The story begins with the decision to move the British Library from its place in the British Museum in 1962 when Sir Leslie Martin and Wilson were appointed as architects, yet only in 1975 was Wilson commissioned to report on the possibilities of the site next to St Pancras station, His scheme was approved in 1978 with work planned to start the following year, but was held up when the new Conservative government cut funding by more than half in 1980, so reducing the building volume accordingly, a linear form becoming one that was centralised; this dramatic change is well illustrated, as with all else in the book, by the diagrammatic plans in the margin. Here was a portent of what was to follow, not made any easier by a huge and complex brief that led to nine floors above ground and over five below it.

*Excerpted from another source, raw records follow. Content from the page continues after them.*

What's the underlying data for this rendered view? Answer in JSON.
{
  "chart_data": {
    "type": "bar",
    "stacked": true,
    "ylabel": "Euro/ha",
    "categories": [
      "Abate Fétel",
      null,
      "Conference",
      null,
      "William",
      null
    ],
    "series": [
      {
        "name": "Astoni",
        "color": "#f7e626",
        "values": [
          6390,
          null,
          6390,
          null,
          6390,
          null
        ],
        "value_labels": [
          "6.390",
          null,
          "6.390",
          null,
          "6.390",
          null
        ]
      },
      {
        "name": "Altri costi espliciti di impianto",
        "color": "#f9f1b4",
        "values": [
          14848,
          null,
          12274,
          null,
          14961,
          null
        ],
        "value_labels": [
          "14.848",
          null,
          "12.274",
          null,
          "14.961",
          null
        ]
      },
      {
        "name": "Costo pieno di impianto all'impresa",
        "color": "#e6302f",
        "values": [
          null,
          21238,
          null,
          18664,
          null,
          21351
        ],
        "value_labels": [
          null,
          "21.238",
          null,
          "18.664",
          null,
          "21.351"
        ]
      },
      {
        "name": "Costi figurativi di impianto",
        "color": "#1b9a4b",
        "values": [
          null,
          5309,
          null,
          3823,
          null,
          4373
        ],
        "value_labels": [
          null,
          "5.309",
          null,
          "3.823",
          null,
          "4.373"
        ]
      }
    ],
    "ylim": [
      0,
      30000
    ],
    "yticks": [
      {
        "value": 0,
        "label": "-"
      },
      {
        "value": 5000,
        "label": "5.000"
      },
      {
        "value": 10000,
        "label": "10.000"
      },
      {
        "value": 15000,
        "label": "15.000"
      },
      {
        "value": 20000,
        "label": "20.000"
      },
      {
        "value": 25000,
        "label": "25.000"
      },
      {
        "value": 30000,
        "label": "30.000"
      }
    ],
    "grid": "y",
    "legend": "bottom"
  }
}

In addition, it was a difficult site, the building having to stand up to the elaborate, jagged and immensely powerful George Gilbert Scott's redbrick station on the east and the roar of traffic on Euston Road. Elements like these, together with the site's shape, determined the weight and form, leading to the vast forecourt. Equally difficult, of course, was the extraordinary fact that during the Thatcher government the architect didn't know from year to year what funding was available. As Wilson neatly described this highly disturbing lack of certainty, it was like constantly pulling a plant up by the roots to see if it was still alive and then cutting a bit off before shoving it back in the ground.' Indeed, it was only because of the architect's flexible approach to design, his ability to exploit some change ordered even when the building was under construction, that positive opportunities were recognised and seized upon. When, for instance, the catalogue hall was dispensed with by the development of computerisation it left a perfect space for the display of the King's Library. This collection of rare books with their beautiful bindings became a six-floor-high, bronze and glass tower, a free-standing monument acting as a focus for the huge, tall, white entrance. It is not, however, a mere symbol: the books are there to use.

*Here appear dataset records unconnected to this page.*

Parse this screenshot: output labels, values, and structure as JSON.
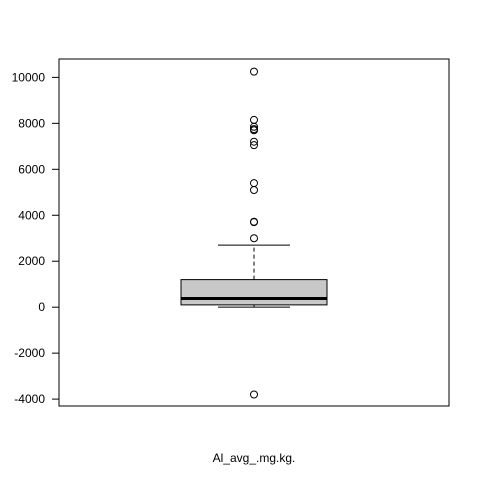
{
  "chart_data": {
    "type": "boxplot",
    "xlabel": "Al_avg_.mg.kg.",
    "ylabel": "",
    "ylim": [
      -4300,
      10800
    ],
    "yticks": [
      -4000,
      -2000,
      0,
      2000,
      4000,
      6000,
      8000,
      10000
    ],
    "ytick_labels": [
      "-4000",
      "-2000",
      "0",
      "2000",
      "4000",
      "6000",
      "8000",
      "10000"
    ],
    "grid": false,
    "box_fill": "#c8c8c8",
    "stats": {
      "whisker_low": 0,
      "q1": 100,
      "median": 380,
      "q3": 1200,
      "whisker_high": 2700
    },
    "outliers": [
      -3800,
      3000,
      3700,
      3720,
      5100,
      5400,
      7050,
      7200,
      7700,
      7750,
      7850,
      8150,
      10250
    ]
  }
}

Stonehouse emphasises that his book is about the building and a work of architecture, its spatial qualities and detail design, all of which, down to the last handrails (especially the handrails), has an imagination, a perfection and a humanity which in particular pervade the entire structure; a reason why there is life spreading out with tables and people and cafés in the forecourt. The unique photographs by Gerhard Stromberg, otherwise a nature photographer, capture the quiet and contemplative essence of being in a library, a fine achievement indeed.